Romney, GOP downplay positive jobs report

DENVER, CO - OCTOBER 03: Republican presidential candidate, former Massachusetts Gov. Mitt Romney speaks during the Presidential Debate at the University of Denver on October 3, 2012 in Denver, Colorado. The first of four debates for the 2012 Election, three Presidential and one Vice Presidential, is moderated by PBS's Jim Lehrer and focuses on domestic issues: the economy, health care, and the role of government. (Photo by Chip Somodevilla/Getty Images)
Chip Somodevilla

For most of his presidency, the unemployment rate hung like a millstone around President Obama's neck. But today's jobs figures, showing that unemployment last month fell below 8 percent for the first time in 43 months, marked a symbolic breakthrough. Nevertheless, the Republican Party today stressed that a 7.8 percent unemployment rate is hardly something to brag about.

"This is not what a real recovery looks like," Mitt Romney said in a statement.

The Labor Department said Friday that employers added 114,000 jobs in September. The economy also created 86,000 more jobs in July and August than first estimated. Still, the Republican candidate noted that there were fewer jobs created in September than in August, and fewer jobs in August than in July. And while manufacturing jobs have been on the rise since the spring of 2010, Romney noted that overall, "we've lost over 600,000 manufacturing jobs since President Obama took office."

"The choice in this election is clear. Under President Obama, we'll get another four years like the last four years," he said. "If I'm elected, we will have a real recovery with pro-growth policies that will create 12 million new jobs and rising incomes for everyone."

Mr. Obama today at a campaign stop in Virginia acknowledged that "every month reminds us we've still got too many of our friends and neighbors who are looking for work." At the same time, he said, "Today's news is certainly not an excuse to try to talk down the economy to score a few political points."

"This is a reminder this country has come too far to turn back now," he said. "I have seen too much pain... to let this country get hit with another round of top-down economics."

Romney and other Republicans have repeatedly stressed the number of months that unemployment remained above 8 percent. Most recently, Romney said in his closing remarks during Wednesday's presidential debate, "There's no question in my mind that if the president were to be reelected you'll continue to see a middle-class squeeze with incomes going down and prices going up... We've had 43 straight months with unemployment above 8 percent. If I'm president I will create -- help create 12 million new jobs in this country with rising incomes."

This latest jobs report blunts that rhetorical strike. Still, as Republicans made clear today, there are plenty of other depressing economic statistics they can employ to demonstrate the president's shortcomings.

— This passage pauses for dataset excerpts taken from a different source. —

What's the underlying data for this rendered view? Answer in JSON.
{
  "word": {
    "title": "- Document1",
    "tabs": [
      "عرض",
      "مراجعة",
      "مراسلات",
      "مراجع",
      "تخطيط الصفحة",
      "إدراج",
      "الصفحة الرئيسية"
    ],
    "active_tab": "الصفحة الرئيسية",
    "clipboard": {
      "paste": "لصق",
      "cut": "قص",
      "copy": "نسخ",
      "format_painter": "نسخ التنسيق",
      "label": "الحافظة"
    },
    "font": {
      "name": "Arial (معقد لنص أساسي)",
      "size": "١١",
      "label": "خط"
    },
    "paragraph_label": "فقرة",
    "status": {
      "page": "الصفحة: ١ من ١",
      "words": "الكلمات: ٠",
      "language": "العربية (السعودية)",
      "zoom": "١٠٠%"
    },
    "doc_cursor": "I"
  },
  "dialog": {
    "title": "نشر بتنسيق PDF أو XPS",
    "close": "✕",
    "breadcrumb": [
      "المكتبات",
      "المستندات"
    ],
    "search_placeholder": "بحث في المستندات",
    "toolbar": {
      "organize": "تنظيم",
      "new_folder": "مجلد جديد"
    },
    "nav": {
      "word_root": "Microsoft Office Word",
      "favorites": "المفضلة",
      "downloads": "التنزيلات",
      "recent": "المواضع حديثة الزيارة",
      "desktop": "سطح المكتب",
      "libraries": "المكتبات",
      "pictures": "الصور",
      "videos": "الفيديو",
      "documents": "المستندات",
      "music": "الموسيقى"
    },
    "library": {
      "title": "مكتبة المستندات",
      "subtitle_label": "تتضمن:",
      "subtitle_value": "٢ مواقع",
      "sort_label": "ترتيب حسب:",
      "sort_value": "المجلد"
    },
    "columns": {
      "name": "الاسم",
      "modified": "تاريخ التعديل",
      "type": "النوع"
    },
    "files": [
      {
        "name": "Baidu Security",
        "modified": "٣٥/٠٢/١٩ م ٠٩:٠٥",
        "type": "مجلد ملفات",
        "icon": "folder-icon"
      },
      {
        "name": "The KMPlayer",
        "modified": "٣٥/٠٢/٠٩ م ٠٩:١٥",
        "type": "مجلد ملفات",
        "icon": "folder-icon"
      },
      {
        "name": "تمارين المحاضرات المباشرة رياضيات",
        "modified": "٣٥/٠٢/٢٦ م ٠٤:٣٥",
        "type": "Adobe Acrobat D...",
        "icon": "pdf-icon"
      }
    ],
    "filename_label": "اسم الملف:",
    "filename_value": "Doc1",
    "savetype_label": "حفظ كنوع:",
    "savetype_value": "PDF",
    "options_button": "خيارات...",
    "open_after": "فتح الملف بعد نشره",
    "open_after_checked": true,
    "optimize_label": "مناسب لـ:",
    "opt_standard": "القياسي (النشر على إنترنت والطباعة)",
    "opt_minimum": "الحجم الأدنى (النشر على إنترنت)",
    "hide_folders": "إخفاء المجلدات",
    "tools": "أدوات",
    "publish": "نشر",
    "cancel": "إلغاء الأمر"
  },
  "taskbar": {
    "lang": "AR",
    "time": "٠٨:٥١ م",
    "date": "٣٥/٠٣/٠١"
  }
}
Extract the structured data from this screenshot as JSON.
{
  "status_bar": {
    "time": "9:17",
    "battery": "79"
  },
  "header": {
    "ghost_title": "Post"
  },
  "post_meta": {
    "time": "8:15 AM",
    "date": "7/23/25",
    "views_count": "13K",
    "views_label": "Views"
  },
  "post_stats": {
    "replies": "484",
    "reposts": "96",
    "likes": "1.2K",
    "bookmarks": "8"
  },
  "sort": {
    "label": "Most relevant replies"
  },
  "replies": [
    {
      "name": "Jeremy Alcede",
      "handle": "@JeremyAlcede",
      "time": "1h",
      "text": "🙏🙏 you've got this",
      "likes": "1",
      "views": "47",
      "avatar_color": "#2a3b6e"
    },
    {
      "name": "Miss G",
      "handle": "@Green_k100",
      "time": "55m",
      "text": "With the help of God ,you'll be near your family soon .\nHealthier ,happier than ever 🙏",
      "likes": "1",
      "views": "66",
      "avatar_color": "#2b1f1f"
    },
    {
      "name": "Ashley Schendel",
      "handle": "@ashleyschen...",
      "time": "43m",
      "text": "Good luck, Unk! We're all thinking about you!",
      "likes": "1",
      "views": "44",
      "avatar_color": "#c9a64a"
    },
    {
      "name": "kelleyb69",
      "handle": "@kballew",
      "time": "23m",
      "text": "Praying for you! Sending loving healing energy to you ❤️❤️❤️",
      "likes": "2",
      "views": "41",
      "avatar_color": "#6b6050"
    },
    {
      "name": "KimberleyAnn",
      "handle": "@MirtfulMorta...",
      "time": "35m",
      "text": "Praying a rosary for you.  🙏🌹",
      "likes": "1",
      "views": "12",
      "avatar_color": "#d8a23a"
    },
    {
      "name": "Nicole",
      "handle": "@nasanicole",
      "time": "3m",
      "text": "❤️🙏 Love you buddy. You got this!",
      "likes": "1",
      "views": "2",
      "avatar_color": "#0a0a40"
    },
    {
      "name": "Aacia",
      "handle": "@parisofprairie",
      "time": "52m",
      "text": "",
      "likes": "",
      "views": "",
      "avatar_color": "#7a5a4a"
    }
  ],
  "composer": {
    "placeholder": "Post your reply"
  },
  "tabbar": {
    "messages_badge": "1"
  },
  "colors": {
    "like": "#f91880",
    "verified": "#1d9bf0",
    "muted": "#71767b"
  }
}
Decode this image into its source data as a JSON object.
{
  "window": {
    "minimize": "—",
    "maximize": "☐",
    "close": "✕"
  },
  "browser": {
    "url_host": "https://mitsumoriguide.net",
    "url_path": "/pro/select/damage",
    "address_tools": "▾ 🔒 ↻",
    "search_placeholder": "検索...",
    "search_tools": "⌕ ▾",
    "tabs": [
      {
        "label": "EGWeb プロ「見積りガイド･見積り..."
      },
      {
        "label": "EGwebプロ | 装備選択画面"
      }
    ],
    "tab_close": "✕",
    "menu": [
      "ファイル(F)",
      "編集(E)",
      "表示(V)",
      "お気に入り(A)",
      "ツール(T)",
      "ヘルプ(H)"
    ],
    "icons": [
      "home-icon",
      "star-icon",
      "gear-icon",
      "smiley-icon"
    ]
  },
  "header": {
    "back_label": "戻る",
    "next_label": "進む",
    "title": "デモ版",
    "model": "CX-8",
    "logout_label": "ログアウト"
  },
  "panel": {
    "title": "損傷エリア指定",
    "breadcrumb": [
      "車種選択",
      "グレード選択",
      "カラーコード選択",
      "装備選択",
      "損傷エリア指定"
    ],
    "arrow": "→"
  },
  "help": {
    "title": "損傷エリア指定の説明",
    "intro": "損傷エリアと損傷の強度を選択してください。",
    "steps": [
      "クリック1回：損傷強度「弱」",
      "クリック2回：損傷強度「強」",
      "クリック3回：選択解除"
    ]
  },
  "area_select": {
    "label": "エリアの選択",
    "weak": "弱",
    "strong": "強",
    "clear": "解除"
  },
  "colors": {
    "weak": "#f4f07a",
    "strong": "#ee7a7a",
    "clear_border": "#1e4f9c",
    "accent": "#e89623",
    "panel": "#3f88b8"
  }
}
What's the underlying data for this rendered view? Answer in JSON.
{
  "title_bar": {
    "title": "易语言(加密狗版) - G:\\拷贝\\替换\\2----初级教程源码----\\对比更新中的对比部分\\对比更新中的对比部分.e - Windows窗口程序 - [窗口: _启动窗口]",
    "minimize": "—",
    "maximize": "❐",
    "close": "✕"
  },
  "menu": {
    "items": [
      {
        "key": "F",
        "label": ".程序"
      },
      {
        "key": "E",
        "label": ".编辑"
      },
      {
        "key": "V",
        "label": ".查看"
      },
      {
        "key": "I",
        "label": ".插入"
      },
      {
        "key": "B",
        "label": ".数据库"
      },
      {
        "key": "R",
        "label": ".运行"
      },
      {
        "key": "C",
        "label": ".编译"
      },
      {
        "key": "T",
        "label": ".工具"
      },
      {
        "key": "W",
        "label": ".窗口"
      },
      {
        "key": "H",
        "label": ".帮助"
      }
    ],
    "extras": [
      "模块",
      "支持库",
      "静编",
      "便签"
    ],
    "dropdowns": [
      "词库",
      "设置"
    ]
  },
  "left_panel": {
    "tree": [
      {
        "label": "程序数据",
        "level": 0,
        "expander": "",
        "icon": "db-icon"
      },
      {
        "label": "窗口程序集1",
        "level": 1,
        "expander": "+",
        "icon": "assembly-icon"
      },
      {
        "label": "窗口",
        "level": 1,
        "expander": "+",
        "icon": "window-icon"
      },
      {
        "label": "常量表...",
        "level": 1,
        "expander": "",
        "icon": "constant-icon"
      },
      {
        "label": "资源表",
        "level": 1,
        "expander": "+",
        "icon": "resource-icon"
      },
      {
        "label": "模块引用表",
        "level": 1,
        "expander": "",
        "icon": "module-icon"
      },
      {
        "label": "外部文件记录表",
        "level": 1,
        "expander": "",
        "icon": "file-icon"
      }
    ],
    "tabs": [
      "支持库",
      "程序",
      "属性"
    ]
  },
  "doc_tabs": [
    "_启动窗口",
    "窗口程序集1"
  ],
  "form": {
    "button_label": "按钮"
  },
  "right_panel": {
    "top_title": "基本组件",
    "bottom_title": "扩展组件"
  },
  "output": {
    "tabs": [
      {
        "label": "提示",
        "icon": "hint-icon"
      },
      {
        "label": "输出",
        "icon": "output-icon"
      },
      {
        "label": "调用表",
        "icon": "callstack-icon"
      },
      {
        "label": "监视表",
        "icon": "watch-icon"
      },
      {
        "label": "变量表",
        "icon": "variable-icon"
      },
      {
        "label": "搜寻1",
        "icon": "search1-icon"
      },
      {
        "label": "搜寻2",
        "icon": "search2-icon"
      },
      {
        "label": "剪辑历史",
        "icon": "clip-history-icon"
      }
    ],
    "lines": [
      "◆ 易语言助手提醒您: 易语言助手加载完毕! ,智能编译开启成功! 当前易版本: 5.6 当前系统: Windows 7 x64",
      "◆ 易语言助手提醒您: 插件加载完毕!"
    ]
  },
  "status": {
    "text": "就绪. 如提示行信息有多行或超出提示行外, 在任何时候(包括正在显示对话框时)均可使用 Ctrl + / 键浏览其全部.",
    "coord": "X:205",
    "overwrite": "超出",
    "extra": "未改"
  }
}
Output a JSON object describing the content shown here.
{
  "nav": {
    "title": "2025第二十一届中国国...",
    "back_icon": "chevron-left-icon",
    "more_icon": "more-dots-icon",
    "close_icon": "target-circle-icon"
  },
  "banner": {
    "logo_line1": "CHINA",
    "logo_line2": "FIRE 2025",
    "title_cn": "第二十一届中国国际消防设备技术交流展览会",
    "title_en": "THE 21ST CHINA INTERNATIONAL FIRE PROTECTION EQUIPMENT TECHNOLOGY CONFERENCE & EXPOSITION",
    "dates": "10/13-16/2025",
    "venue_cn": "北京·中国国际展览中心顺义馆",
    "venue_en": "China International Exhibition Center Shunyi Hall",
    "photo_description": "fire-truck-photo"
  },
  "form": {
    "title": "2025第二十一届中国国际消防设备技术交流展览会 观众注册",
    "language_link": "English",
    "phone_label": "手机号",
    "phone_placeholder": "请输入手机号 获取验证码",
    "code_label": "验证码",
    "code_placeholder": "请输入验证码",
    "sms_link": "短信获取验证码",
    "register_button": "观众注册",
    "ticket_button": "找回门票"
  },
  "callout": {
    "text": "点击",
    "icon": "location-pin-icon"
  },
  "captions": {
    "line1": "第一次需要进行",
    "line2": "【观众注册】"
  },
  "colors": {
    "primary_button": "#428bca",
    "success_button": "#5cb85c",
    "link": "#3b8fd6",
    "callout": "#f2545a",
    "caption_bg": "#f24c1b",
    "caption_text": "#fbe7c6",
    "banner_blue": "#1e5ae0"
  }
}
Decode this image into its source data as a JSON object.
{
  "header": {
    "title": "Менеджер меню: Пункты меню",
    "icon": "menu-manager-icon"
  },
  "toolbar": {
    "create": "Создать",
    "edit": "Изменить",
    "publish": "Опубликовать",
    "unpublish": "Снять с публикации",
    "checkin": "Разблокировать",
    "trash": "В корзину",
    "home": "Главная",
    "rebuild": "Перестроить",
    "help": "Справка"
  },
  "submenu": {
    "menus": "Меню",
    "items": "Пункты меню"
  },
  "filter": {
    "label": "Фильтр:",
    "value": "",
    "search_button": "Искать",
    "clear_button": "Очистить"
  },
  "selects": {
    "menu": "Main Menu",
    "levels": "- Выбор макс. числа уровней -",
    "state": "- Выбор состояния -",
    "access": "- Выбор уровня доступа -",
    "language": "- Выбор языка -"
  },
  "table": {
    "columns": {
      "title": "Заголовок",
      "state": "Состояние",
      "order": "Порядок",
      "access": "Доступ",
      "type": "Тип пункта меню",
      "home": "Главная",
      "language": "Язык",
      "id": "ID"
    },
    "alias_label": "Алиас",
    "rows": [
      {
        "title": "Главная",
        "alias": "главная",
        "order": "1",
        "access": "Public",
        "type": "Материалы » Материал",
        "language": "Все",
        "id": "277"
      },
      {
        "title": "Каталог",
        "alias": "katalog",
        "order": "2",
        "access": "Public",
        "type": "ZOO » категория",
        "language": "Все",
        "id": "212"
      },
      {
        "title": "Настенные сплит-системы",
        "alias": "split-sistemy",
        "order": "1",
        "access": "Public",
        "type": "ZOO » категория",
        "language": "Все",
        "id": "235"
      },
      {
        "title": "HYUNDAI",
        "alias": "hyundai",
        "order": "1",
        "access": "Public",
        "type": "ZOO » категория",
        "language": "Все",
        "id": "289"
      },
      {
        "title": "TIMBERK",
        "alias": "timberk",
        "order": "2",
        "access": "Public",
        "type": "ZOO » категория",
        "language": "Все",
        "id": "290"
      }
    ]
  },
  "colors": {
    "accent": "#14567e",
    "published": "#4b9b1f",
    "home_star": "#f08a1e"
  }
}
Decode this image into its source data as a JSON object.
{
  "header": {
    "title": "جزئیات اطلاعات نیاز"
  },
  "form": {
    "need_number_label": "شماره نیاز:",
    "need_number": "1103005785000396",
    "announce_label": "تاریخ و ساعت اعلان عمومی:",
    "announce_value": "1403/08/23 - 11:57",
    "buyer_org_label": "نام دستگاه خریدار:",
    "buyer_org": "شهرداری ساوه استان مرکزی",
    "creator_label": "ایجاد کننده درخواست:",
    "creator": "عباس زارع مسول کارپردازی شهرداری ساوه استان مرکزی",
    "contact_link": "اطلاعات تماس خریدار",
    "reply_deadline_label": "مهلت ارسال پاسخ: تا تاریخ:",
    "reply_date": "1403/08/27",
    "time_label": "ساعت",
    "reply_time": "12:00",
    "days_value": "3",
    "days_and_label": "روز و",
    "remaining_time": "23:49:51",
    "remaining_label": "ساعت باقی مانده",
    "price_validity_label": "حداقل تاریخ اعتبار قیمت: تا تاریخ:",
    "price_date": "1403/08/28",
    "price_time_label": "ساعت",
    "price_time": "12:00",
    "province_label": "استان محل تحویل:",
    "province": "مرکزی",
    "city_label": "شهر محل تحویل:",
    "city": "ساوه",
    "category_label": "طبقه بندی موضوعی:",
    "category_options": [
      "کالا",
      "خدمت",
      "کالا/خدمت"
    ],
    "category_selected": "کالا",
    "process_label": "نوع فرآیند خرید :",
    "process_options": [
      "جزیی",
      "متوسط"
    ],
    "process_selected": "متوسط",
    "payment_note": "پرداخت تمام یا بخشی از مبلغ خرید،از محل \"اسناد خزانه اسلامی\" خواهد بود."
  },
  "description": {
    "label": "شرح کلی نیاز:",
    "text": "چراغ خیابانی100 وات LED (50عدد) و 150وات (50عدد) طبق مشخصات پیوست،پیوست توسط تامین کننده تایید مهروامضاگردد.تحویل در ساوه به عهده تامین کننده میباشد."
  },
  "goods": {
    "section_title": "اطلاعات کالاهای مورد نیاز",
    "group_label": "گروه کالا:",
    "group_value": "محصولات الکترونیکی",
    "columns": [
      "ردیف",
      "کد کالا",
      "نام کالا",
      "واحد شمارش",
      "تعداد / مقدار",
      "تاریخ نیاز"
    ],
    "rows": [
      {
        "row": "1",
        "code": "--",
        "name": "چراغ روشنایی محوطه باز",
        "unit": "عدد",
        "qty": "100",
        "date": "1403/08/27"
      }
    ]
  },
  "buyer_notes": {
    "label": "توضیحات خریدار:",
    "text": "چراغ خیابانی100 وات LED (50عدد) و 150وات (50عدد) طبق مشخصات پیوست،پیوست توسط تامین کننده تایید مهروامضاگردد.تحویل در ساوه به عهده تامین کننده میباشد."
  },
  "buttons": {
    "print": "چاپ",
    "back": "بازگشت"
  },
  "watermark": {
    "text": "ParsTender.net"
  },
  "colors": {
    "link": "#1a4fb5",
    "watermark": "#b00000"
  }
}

"After four years of spending, taxing, and red tape, millions of Americans remain jobless, underemployed, or have simply given up looking for work," House Speaker John Boehner said in a statement. "Wages are stagnant. Gas prices and health care costs are up. And economic growth is even lower today than in 2010 when the president said the 'fiscal cliff' tax hikes he now demands would mean 'smaller paychecks' and 'fewer jobs.'"

House Majority Leader Eric Cantor called the unemployment report "encouraging news," but like Romney said, "it simply isn't good enough. 7.8 percent unemployment should not be cause for celebration. Millions have given up looking for a job, and left the workforce. The workforce participation rate hasn't been this low since Jimmy Carter was President. America needs a new direction."

The White House reacted to the jobs report with measured optimism, acknowledging that the economic environment is far from ideal.

"While there is more work that remains to be done, today's employment report provides further evidence that the U.S. economy is continuing to heal from the wounds inflicted by the worst downturn since the Great Depression," Alan Krueger, chairman of the Council of Economic Advisers, wrote in a White House blog post. "It is critical that we continue the policies that are building an economy that works for the middle class as we dig our way out of the deep hole that was caused by the severe recession that began in December 2007."

White House senior adviser David Plouffe said on MSNBC, "We continue to recover from a horrible recession."